BIG BANG - Magazine de Musiques Progressives

Chroniques

Infini pochette

PISTES :

1. Toon Town (4:18)
2. Somnambule (3:50)
3. Carnavalse (4:12)
4. Fée D'Hiver (4:16)
5. L'astre Au Gnôme (3:43)
6. Electroll (4:30)
7. Goodbye Cocoon (4:33)
8. Noon On The Moon (3:59)
9. Ciel-Ether (4:22)
10. Etoile Des Manèges (3:13)
11. Passages à Nouveau (5:07)
12. Infinitude (9:44)

FORMATION :

Jean-Pascal Boffo

(guitares, séquences, claviers, samples, boucles)

EXTRAITS AUDIO :

JEAN-PASCAL BOFFO

"Infini"

France - 2004

Muséa - 55:48

 

 

Ce qu'il y a d'intéressant avec Jean-Pascal Boffo, c'est que l'on est certain, à chaque nouvelle production, d'avoir quelque chose d'entièrement inédit. L'artiste s'interdisant les redites, ne foule jamais deux fois le même sentier musical. En revanche, cette richesse stylistique induit un manque de lisibilité certain dans son œuvre, si bien que les fans de Jean-Pascal Boffo ne doivent plus savoir sur quel pied ils vont bien pouvoir danser... Et ça, c'est peut-être déjà moins intéressant ?!? En effet, l'art du guitariste lorrain est tellement imprévisible, contrasté avec les années, que l'on peut se demander si l'expression citée plus haut «fans de Jean-Pascal Boffo» a vraiment un sens ou n'est qu'un concept théorique.

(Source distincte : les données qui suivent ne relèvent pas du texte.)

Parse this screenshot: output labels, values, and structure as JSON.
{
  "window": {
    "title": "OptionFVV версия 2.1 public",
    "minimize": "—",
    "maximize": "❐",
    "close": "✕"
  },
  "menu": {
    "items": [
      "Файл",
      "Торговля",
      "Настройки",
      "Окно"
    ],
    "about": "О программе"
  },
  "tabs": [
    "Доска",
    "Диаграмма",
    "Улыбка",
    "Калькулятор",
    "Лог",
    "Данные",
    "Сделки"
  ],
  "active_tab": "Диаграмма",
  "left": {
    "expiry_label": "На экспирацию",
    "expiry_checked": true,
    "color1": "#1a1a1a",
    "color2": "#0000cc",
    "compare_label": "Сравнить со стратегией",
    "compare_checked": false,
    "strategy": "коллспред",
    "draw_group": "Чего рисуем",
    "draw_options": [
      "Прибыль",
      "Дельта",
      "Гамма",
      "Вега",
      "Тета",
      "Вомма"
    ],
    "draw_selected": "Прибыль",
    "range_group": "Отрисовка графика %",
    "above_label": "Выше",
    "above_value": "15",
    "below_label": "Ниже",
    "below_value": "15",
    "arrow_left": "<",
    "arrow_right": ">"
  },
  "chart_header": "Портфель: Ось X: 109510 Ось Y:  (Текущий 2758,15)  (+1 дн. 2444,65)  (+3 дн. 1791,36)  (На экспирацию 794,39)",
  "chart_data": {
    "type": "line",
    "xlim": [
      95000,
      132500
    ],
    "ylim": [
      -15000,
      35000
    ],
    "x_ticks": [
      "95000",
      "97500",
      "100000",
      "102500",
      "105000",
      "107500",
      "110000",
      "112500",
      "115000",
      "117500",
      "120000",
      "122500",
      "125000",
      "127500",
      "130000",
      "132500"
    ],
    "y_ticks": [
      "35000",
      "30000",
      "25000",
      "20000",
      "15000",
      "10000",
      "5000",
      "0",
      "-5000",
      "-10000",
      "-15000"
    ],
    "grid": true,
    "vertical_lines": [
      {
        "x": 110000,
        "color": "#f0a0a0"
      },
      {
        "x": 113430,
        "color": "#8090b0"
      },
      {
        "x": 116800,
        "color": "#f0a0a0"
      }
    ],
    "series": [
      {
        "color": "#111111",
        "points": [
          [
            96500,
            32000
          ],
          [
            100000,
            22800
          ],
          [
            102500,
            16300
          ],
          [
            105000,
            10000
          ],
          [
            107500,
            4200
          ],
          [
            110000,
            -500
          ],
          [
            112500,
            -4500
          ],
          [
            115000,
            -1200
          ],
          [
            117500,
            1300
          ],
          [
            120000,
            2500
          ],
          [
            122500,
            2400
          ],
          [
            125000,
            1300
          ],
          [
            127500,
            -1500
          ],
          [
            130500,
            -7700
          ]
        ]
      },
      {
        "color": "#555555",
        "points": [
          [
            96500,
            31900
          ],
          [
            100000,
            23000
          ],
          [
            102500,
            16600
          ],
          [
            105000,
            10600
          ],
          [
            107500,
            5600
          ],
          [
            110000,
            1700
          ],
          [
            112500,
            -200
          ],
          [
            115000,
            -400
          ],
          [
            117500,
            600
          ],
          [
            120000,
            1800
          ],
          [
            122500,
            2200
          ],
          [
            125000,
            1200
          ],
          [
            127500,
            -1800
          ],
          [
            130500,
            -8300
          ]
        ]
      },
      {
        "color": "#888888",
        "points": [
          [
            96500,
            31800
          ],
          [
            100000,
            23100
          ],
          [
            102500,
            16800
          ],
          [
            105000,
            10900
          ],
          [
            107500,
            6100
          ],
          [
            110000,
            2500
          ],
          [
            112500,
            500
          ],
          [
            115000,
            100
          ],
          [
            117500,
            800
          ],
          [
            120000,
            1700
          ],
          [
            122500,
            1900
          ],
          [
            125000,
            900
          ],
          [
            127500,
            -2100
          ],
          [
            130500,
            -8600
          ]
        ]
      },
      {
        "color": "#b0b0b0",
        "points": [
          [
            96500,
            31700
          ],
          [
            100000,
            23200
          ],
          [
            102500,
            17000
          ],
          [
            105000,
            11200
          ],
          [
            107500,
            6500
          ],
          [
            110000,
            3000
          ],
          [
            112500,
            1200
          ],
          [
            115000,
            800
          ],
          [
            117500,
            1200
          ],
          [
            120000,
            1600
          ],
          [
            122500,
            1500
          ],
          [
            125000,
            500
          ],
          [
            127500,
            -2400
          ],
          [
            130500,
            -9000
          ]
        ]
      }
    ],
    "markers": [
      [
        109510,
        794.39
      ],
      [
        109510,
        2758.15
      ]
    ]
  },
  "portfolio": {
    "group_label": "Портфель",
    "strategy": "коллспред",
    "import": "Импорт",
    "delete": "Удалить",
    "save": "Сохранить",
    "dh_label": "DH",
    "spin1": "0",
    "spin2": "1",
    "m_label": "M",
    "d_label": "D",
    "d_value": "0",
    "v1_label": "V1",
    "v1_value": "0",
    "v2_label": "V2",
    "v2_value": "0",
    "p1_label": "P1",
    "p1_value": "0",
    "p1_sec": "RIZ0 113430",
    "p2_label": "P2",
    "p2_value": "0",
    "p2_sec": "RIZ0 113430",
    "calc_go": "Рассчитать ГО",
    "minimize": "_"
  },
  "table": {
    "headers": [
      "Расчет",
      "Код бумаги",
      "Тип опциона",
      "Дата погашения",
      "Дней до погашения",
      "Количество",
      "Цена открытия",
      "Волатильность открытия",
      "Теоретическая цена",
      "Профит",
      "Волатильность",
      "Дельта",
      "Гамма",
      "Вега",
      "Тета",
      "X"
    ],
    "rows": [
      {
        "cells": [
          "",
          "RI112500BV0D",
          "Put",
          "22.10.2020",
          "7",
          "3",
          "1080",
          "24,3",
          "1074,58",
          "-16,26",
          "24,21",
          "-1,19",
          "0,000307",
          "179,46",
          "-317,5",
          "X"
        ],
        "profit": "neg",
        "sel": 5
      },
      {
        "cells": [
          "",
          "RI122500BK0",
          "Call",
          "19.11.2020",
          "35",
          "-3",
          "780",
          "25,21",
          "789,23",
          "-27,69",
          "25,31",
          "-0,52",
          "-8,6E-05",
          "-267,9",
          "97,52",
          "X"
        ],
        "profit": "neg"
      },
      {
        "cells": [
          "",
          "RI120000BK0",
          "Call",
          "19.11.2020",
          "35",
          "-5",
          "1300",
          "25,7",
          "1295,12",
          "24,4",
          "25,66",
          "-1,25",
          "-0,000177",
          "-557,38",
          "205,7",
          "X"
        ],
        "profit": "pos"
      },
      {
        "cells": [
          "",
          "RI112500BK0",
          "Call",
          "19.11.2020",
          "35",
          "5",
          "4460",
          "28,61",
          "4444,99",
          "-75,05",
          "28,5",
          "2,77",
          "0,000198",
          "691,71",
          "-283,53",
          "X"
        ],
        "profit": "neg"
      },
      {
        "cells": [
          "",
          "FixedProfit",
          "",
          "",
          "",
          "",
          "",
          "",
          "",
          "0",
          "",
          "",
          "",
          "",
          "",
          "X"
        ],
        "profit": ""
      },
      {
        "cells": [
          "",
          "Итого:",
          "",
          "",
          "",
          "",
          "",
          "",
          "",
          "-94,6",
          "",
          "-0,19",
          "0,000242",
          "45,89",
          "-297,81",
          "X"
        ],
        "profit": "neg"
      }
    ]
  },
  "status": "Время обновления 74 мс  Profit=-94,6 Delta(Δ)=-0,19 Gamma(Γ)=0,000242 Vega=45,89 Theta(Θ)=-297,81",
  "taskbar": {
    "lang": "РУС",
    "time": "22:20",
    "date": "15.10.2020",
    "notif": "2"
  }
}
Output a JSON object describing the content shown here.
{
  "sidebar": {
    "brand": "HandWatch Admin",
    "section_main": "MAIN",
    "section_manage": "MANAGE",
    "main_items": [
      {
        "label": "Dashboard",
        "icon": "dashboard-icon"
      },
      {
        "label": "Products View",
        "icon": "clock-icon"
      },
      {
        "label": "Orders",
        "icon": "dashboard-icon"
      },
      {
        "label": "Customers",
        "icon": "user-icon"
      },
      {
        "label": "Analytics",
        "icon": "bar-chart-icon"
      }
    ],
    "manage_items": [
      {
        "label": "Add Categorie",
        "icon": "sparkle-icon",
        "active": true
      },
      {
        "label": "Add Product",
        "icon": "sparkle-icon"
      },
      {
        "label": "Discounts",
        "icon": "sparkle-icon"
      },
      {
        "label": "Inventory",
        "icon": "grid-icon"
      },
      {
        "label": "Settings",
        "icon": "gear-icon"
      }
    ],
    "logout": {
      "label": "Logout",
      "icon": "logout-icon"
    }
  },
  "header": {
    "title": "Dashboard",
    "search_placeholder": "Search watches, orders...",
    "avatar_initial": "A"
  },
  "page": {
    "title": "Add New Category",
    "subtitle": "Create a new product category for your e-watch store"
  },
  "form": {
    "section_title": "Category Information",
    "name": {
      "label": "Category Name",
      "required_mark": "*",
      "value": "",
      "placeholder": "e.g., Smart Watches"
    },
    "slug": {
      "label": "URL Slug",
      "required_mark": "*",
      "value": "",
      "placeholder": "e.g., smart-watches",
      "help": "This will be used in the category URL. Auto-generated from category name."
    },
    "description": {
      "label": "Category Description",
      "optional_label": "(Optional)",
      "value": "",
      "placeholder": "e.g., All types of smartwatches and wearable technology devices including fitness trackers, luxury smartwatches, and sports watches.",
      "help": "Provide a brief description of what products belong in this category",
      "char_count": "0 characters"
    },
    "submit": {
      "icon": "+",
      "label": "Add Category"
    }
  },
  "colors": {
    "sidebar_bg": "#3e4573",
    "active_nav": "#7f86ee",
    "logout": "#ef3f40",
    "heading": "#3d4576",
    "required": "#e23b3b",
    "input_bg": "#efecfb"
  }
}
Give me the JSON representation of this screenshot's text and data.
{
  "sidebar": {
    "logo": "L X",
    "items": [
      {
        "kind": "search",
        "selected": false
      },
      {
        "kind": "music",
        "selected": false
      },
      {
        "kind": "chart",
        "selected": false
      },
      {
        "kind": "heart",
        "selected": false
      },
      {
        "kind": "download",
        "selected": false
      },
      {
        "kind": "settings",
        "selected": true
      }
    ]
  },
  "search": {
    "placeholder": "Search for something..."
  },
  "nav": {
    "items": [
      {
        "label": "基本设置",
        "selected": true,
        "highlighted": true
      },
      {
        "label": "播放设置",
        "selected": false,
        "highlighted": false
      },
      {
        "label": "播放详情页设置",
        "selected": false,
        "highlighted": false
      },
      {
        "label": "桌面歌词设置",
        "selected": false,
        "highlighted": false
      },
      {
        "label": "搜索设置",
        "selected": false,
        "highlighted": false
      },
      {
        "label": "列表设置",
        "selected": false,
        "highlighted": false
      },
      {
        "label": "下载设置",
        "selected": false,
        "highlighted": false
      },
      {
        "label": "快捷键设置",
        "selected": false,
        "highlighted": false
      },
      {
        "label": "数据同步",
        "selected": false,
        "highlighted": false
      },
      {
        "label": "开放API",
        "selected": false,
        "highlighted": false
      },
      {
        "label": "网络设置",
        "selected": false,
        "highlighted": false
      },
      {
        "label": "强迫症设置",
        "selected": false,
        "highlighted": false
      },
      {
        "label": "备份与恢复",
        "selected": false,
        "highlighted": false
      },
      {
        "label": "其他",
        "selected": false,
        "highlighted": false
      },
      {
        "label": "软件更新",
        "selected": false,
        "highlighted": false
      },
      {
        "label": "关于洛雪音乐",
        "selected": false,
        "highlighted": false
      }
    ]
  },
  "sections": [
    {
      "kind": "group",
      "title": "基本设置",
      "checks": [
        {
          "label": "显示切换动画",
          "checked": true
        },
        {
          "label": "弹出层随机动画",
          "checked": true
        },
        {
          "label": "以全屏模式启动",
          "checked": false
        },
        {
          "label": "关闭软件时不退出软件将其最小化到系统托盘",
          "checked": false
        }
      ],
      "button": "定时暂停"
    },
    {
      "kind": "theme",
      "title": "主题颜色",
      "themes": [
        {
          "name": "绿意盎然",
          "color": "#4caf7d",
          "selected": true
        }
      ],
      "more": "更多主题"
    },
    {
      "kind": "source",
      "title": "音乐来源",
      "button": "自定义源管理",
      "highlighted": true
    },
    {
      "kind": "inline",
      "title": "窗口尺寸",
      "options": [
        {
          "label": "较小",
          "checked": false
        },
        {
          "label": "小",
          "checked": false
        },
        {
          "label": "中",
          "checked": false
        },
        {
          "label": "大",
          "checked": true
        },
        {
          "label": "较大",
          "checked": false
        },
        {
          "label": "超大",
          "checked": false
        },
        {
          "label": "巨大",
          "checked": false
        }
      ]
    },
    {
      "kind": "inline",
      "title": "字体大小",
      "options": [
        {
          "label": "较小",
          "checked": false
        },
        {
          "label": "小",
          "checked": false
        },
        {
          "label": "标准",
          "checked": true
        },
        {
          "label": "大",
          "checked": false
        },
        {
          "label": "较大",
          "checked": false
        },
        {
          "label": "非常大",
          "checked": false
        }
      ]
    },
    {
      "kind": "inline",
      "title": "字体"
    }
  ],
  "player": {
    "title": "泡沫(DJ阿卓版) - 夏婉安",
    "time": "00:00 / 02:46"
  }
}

Infini, son huitième opus, et le dernier en date, ne déroge pas à la règle : voilà un album en tout point original. Réservant ses chansons pour son projet parallèle Alifair, cet album marque un retour à l'instrumental total. Son fil directeur semble être une invitation aux musiques électroniques ou plutôt à la vision très personnelle qu'il peut s'en faire. Se rapprochant très vaguement d'ambiances trip-hop, l'album est la preuve que Boffo est devenu maître en traficotages sonores en tout genre. Les compositions s'articulent très souvent autours de samples ou de boucles, les sons y sont triturés au travers de filtres et d'effets pour devenir méconnaissables, les tempos ne sont ni vifs, ni lents et sont marqués par des sonorités assez classiques dans le genre. Les guitares, qui sont les véritables marques de fabrique de Boffo, tiennent un rôle important mais pas prédominant et œuvrent toujours avec retenue et à propos.

Comme d'habitude la production est impeccable et met parfaitement en valeur les arrangements. Le résultat est une sorte de musique d'ambiance originale, agréable, toujours digne d'intérêt et dans laquelle règne une harmonie véritable. Hélas, et c'est souvent le cas pour les productions de Boffo de ces quinze dernières années, tout n'est pas vraiment passionnant. Les morceaux coulent, ne heurtent jamais en dépit du caractère un peu savant, voire bizarre de certains thèmes et constructions. C'est lisse, sans aspérité et pour tout dire un peu tiède. Si la musique m'apparaît comme onirique, elle pourrait accompagner ces rêves certes réparateurs mais dans lesquels il se passe une multitude de choses et à la fois rien du tout, et qui ne laissent finalement que très peu de souvenirs au réveil : «j'ai rêvé, oui, mais de quoi ??? je suis incapable de le dire...»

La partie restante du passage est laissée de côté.